Il en ressort une grande fidélité à l’oeuvre originelle mais aussi un dépassement du cadre premier : le but affiché de tout travail d’adaptation, mais qui n’est pas toujours si brillamment atteint.

Call of Duty (2016) : parler avec les personnages du jeu dans Facebook Messenger

Je pourrais citer un certain nombre d’exemples de jeux servant de spin-off à l’univers, les plus connus étant peut-être les jeux The Walking Dead, édités par le studio Telltale, coutumier de tels développements autour de grosses franchises audiovisuelles.

Mais j’ai choisi ici de m’attarder sur un format, certes moins ambitieux, mais rapidement émergent : les robots conversationnels (ou chatbots), auxquels j’ai précédemment consacré un article.

Parmi leurs multiples intérêts dans le monde des services, ils peuvent être utilisés dans une optique plus narrative. C’est précisément ce qui été récemment été produit pour le lancement du jeu Call of Duty: Infinity Warfare. Au cours de l’année 2016, deux chatbots – l’un vous permettant de converser avec un militaire rugueux et l’autre avec une hôtesse déjà plus affable – ont permis aux fans de la franchise vidéoludique de découvrir l’univers du prochain opus de façon plus personnelle, directement dans leur fenêtre de conversation Facebook.

Last Fight (2014-) : un univers en progressive expansion

Certains jeux sont quant à eux pensés comme prequel ou sequel (c’est-à-dire des oeuvres dont le temps du récit est antérieur ou postérieur à celui de l’histoire originelle… pensez aux films Star Wars donc).

Par affection personnelle, j’ai choisi de parler de Last Man / Last Fight. A l’origine, Last Man est une série de BD réalisée par le trio français Bastien Vivès, Balak et Michaël Sanlaville. Désormais, l’univers s’est enrichi d’une série télévisée d’animation diffusée sur France 4 et d’un jeu de baston, parfaitement en phase avec l’univers de la série ! Puisque les personnages de la BD vivent dans un monde étrange où beaucoup de choses gravitent autour de combats d’arènes relativement épiques, le jeu de combat était un choix naturel…

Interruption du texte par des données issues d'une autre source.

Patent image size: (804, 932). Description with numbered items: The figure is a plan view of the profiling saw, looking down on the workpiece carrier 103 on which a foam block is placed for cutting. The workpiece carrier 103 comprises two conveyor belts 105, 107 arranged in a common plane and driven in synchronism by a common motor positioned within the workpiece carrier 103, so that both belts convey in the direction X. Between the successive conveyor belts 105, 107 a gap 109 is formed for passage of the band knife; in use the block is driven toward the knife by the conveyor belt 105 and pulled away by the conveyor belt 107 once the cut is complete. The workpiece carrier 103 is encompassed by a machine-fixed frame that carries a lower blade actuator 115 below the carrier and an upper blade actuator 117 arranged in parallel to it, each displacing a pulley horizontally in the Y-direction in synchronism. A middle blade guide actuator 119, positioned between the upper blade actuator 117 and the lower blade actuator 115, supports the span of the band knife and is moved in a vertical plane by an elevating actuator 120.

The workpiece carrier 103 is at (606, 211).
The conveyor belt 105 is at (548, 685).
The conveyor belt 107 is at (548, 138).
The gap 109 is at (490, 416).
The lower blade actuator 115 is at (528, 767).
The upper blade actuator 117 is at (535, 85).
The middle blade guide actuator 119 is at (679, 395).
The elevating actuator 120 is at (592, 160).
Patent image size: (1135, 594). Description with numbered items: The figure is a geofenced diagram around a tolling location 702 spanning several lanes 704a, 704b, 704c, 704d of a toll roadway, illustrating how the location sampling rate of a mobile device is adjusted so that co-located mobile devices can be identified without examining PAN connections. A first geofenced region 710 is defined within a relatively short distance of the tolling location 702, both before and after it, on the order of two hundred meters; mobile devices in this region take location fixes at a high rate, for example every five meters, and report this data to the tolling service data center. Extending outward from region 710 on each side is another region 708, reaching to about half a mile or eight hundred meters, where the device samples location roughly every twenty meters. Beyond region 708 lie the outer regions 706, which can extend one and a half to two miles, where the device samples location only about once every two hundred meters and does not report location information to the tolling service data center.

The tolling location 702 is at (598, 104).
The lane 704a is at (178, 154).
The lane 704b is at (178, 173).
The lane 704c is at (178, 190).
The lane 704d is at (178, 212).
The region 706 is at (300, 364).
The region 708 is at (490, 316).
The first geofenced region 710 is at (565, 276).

L’action de la série d’animation et du jeu se situe environ une dizaine d’années avant celle de la BD, agissant donc comme un prequel dans lequel les fans pourront retrouver bon nombre de personnages dans un autre contexte, et à une autre époque donc.

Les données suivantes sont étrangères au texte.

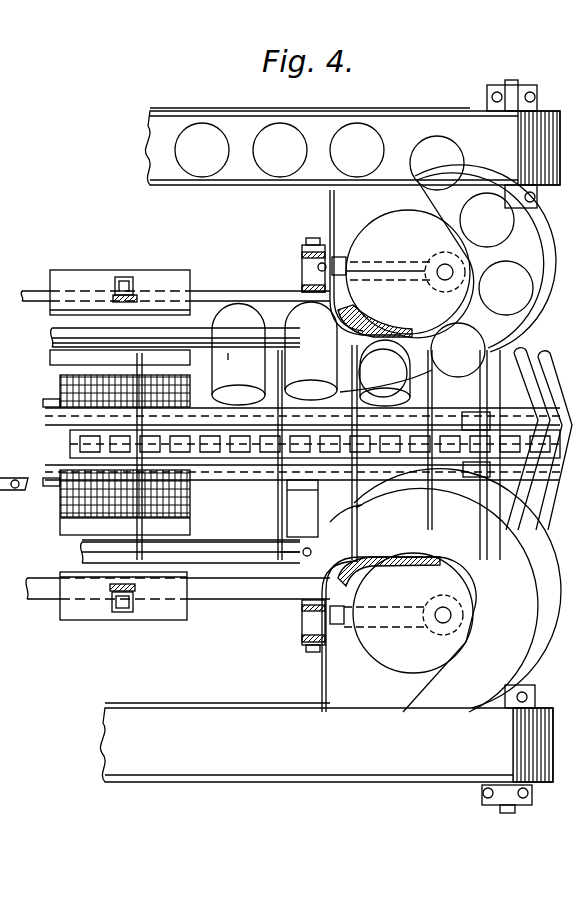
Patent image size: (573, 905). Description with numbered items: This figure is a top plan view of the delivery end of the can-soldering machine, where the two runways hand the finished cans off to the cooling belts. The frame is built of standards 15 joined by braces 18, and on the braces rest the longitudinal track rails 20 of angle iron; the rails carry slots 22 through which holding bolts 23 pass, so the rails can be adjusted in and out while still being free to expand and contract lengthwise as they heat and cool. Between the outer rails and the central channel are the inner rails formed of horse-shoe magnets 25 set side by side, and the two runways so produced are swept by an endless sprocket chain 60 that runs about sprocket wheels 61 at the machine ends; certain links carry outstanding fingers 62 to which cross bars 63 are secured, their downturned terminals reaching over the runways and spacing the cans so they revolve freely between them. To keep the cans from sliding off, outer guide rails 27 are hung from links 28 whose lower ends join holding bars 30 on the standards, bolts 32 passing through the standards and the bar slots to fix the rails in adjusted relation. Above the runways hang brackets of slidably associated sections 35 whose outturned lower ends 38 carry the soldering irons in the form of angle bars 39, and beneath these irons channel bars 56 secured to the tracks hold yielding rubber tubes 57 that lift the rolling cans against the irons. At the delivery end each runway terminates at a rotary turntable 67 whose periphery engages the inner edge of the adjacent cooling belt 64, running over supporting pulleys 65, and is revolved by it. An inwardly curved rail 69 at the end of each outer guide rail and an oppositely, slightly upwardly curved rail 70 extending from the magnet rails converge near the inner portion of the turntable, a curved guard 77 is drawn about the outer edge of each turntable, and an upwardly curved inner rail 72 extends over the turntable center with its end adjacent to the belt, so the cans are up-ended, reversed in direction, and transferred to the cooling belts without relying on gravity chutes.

Dofus / Wakfu (2004-) : le jeu comme socle d’un univers narratif plus vaste

J’ai jusqu’alors insisté sur des expériences où le jeu vient, en quelque sorte, « après », en expansion de quelque chose de préexistant. Mais dans bien des situations, le jeu est arrivé « avant » et à entrainé dans son sillage le développement d’autres histoires sur d’autres médias.

Un bel exemple est l’oeuvre du studio français Ankama avec sa franchise Dofus / Wakfu, centrée autour de deux jeux de stratégie multijoueurs, publié respectivement en 2004 et 2012. Cet univers foisonnant, un rien médiéval et absurde, a ensuite donné lui à une série d’animation, elle aussi diffusée sur France Télévisions en 2008 et 2011.

Un très beau projet au long cours ayant su rassembler une importante communauté de joueurs. Pour autant, la série télévisée n’est pas nécessairement destinée au même public, comme le souligne Anthony Roux, fondateur du studio, dans cette très intéressante interview.


Pour répondre à la question posée par le titre de cette article : oui, narration et jeux sont hautement compatibles, sous de nombreuses formes. Leur union pose toutefois toute une flopée de questions artistiques et de distribution qui ne faudra bien entendu par négliger.

Beaucoup de choses sont encore à inventer et compte tenu de l’intérêt sans cesse plus fort porté au jeu vidéo par toutes les sphères créatives, il m’est d’avis que nous verrons continuellement débarquer de superbes oeuvres dans les années à venir.